The tweet ended by calling the Newcastle defender a c***.

#more#Other Twitter users immediately rounded on the abuser, telling him police would be informed, and reminding the writer about what happened to student Liam Stacey, who was jailed for abusing the Bolton player Fabrice Muamba.

Stacey, 21, was jailed for 56 days after he admitted inciting racial hatred over remarks about the midfielder, who at the time was critically ill following his collapse during an FA Cup tie against Tottenham.

A call about the abuse Perch received was made to Northumbria Police, but because the complainant was from County Durham, officers from that force will take up the issue.

A Durham Police spokesman said: “Northumbria Police contacted us yesterday afternoon after a member of the public complained about allegedly racist comments posted on Twitter.

“As the complainant lives in County Durham the matter was referred to Durham Constabulary and an appointment has been made for an officer to visit them and take further details.”

It goes without saying both that racism is appalling and deserves our condemnation, and that the government should not be imprisoning people for writing offensive things. But just as a matter of practicality, do the British authorities really intend to police everything written on Twitter? And, if so, will they also monitor every YouTube comment? If the British wish to go down this road, they will inevitably end up with offenders being prosecuted either at random or as a result of public pressure; given the sheer number of offensive comments that punctuate Internet discussion, no state can effectively monitor the Internet and catch all outliers even if it wishes to.

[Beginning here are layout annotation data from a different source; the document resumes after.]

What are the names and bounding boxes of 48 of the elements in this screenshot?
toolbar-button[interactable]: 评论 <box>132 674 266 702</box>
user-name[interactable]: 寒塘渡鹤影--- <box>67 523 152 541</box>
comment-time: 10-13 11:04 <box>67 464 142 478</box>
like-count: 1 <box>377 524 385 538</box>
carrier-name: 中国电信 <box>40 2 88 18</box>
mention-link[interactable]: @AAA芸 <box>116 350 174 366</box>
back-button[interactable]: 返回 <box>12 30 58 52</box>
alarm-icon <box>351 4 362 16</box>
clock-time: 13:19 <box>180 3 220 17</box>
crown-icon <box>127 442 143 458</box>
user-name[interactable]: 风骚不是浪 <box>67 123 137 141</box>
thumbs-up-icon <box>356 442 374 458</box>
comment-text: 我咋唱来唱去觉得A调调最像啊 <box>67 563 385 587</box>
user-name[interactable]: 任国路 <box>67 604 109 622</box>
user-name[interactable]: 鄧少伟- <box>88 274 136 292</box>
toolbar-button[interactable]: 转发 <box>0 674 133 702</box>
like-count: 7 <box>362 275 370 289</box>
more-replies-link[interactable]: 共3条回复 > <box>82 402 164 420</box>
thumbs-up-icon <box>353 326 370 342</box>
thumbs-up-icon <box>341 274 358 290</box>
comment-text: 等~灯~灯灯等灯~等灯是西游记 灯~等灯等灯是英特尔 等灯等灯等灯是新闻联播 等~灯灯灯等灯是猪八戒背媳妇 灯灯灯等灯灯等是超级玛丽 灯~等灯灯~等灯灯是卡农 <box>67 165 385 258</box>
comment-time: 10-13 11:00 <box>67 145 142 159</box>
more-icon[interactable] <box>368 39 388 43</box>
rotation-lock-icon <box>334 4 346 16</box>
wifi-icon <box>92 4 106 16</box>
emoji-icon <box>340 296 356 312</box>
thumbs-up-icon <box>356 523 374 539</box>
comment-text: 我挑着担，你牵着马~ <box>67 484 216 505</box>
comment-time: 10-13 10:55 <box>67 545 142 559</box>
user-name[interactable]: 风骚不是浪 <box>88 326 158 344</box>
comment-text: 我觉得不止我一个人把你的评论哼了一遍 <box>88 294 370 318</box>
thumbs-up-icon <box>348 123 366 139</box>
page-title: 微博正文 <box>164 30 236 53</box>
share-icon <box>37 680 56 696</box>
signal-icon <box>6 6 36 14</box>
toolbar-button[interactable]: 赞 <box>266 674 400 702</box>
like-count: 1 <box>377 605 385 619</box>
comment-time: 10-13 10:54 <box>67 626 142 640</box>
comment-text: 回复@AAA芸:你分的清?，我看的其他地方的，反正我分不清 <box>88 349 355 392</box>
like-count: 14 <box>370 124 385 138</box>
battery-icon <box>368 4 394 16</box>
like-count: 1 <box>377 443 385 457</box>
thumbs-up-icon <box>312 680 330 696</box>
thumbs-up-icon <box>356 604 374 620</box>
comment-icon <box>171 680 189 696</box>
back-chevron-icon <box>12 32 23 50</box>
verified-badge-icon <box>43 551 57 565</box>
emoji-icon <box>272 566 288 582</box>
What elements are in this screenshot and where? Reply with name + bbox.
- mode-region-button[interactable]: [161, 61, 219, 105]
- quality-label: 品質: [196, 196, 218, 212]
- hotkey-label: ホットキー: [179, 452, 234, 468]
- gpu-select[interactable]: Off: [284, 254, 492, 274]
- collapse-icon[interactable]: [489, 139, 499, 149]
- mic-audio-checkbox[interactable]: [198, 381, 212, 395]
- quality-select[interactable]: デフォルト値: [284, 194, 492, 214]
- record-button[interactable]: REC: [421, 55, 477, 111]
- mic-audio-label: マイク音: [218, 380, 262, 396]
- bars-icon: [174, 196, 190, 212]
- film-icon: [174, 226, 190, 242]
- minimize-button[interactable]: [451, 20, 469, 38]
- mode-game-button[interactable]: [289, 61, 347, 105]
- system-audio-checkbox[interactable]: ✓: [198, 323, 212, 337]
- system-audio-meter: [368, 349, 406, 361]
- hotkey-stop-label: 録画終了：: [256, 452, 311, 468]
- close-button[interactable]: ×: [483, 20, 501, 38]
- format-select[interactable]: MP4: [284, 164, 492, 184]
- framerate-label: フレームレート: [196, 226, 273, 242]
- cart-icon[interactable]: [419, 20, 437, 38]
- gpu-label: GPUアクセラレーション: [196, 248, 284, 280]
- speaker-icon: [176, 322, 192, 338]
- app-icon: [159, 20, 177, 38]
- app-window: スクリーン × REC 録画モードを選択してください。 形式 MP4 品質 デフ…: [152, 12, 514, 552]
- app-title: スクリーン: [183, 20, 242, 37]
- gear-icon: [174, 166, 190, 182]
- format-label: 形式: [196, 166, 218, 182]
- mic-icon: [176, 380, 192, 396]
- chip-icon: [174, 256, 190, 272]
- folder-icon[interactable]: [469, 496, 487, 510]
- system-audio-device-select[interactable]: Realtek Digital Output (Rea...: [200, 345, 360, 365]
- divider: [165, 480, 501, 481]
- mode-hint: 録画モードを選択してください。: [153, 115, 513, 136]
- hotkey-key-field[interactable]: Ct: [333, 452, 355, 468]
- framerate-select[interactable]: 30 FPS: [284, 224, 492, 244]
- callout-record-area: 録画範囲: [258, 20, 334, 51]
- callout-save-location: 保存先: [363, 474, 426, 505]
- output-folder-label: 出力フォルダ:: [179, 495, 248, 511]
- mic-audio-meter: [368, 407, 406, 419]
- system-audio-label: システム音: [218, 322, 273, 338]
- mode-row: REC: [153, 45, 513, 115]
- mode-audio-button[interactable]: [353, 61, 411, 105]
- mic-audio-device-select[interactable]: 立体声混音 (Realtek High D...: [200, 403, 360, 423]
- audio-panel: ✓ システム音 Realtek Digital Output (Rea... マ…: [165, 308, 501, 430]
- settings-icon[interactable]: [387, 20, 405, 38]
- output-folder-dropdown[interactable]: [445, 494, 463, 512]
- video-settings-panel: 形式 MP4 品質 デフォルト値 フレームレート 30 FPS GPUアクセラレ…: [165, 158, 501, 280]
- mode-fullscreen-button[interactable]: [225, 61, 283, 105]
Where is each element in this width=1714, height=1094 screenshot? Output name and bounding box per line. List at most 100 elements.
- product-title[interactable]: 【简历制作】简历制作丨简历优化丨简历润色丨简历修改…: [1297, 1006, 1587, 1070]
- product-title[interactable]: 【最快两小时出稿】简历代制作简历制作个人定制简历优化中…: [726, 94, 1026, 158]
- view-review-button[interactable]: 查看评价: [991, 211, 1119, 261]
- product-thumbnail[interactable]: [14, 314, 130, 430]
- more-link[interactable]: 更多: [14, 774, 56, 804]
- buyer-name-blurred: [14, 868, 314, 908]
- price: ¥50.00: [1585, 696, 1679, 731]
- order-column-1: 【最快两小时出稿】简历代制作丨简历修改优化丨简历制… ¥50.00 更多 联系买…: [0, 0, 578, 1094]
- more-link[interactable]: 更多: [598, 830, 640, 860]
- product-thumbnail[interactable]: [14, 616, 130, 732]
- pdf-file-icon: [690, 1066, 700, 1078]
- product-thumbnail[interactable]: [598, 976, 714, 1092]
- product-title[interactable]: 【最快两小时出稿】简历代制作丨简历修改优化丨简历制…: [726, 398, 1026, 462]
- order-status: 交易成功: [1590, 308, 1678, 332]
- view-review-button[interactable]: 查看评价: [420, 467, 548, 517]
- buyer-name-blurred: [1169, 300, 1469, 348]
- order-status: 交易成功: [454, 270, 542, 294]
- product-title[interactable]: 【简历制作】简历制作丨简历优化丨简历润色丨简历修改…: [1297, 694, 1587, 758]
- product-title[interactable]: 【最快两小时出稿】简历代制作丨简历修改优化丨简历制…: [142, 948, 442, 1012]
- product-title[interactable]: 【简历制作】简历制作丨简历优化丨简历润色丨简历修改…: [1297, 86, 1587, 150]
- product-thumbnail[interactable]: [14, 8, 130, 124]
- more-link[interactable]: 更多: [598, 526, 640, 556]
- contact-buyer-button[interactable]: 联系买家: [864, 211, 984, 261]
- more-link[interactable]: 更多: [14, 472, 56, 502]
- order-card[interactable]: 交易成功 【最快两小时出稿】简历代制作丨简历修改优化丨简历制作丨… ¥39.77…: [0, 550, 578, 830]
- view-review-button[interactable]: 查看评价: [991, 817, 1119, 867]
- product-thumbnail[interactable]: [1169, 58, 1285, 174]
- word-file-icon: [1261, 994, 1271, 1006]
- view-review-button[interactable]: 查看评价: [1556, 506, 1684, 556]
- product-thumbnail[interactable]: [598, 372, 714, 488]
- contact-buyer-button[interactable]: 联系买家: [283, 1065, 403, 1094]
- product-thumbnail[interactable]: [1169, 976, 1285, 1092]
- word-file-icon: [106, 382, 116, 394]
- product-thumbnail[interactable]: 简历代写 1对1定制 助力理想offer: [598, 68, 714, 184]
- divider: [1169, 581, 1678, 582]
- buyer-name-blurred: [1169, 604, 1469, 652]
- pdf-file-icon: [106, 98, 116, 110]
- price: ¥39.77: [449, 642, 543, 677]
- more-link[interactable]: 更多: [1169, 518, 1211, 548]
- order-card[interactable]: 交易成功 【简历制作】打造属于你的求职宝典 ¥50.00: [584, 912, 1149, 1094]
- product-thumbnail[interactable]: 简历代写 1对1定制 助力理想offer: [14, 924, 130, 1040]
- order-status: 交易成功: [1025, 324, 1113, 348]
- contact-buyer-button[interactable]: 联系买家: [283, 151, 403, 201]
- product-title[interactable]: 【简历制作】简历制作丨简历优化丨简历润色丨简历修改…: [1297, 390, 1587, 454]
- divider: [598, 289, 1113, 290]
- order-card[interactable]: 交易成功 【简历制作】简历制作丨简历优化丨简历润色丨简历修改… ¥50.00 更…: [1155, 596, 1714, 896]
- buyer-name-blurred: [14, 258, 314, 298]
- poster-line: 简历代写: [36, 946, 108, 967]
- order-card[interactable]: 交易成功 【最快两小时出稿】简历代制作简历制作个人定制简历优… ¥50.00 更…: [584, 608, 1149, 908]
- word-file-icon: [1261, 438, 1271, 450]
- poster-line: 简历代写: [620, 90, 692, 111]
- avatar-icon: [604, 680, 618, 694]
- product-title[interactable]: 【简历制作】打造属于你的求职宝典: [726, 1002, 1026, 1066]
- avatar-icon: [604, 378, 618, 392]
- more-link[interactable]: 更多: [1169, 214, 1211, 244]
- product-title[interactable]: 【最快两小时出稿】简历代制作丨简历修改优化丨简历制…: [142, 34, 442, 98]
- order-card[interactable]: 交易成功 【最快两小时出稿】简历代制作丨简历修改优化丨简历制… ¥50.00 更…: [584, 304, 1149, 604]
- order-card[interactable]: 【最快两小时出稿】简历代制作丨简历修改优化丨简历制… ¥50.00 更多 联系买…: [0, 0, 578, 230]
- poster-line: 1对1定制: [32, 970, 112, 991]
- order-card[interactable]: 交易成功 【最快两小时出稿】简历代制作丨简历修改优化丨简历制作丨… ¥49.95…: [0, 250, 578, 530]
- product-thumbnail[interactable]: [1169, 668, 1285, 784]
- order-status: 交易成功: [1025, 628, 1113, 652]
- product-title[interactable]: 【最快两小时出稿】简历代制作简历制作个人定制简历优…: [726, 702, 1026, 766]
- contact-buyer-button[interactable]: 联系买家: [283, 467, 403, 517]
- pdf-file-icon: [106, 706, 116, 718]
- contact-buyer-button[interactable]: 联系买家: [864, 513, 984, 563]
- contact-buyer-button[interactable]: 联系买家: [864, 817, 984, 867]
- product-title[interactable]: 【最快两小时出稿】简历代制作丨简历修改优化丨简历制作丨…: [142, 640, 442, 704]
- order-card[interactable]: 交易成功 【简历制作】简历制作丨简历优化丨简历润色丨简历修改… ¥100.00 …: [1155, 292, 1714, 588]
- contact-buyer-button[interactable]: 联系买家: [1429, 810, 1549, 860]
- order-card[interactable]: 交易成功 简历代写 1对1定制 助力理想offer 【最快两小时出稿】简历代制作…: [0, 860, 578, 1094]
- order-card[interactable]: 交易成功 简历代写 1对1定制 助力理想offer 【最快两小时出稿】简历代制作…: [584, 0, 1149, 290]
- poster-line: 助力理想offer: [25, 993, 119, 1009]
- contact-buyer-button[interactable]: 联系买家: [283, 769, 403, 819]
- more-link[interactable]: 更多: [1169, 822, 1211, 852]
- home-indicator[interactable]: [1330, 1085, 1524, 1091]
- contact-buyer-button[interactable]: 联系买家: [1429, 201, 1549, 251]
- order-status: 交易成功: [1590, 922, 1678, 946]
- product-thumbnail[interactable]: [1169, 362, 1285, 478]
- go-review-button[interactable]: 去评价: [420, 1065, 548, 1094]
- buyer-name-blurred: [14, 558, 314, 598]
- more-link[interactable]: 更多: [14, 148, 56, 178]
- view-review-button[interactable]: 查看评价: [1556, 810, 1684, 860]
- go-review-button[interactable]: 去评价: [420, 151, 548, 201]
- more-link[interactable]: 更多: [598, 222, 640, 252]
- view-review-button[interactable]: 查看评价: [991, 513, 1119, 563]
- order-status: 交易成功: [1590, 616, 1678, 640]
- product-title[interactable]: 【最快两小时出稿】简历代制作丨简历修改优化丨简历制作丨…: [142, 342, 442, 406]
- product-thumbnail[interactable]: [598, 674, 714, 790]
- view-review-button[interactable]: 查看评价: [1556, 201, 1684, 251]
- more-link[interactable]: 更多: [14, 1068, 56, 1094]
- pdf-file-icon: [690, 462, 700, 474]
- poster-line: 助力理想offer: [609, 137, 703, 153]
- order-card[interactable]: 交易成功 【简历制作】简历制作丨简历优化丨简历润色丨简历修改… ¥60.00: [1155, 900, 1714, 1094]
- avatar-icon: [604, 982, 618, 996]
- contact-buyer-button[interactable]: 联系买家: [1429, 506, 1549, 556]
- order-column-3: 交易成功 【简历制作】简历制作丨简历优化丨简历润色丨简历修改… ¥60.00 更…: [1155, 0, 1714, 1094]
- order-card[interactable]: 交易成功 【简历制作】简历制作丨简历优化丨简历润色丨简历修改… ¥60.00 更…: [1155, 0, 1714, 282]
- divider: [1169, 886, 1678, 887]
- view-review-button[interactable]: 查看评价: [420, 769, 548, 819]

As I wrote in my piece on Thursday, what racists write on various Internet forums is, by definition,

horrible and mean-spirited. But [they] deserve our opprobrium, not jail time. Short-lived will be the society that overturns its foundational liberties for two-bit bigots. As always, free speech must apply as much to people we don’t like — to those who say obnoxious and awful things — as to those we do. Sadly, judging by the “hate speech” laws that are filling Britain’s books, and by the reaction to this case, few on the Sceptred Isle seem to care about such things anymore; nor really to understand that the statements “I deplore the Ku Klux Klan” and “but they have every right to speak” are not mutually exclusive propositions. This is a problem, because at the root of seemingly widespread British pleasure toward Liam Stacey’s incarceration is not a desire for revenge, but a cancerous insecurity — an insecurity that hinges upon the fear that the British are just so easily tempted by authoritarianism and by the words of men who hold the wrong values that the government needs to arrest and silence the outliers.

This discussion is timely. This week, the British government is trying to change the law to enable it to “monitor the calls, emails, texts and website visits of everyone in the UK.” The BBC noted that

Internet firms will be required to give intelligence agency GCHQ access to communications on demand, in real time.

The Home Office says the move is key to tackling crime and terrorism, but civil liberties groups have criticised it.

Tory MP David Davis called it “an unnecessary extension of the ability of the state to snoop on ordinary people”.

Attempts by the last Labour government to take similar steps failed after huge opposition, including from the Tories.

A new law — which may be announced in the forthcoming Queen’s Speech in May — would not allow GCHQ to access the content of emails, calls or messages without a warrant.

But it would enable intelligence officers to identify who an individual or group is in contact with, how often and for how long. They would also be able to see which websites someone had visited.

With speech becoming increasingly criminalized, opponents of such surveillance will have a second front to worry about; for if Liam Stacey and his ilk can be arrested for writing obnoxious words on a public site, warrants to monitor private communications for illegal “hate speech” will presumably not be hard to come by.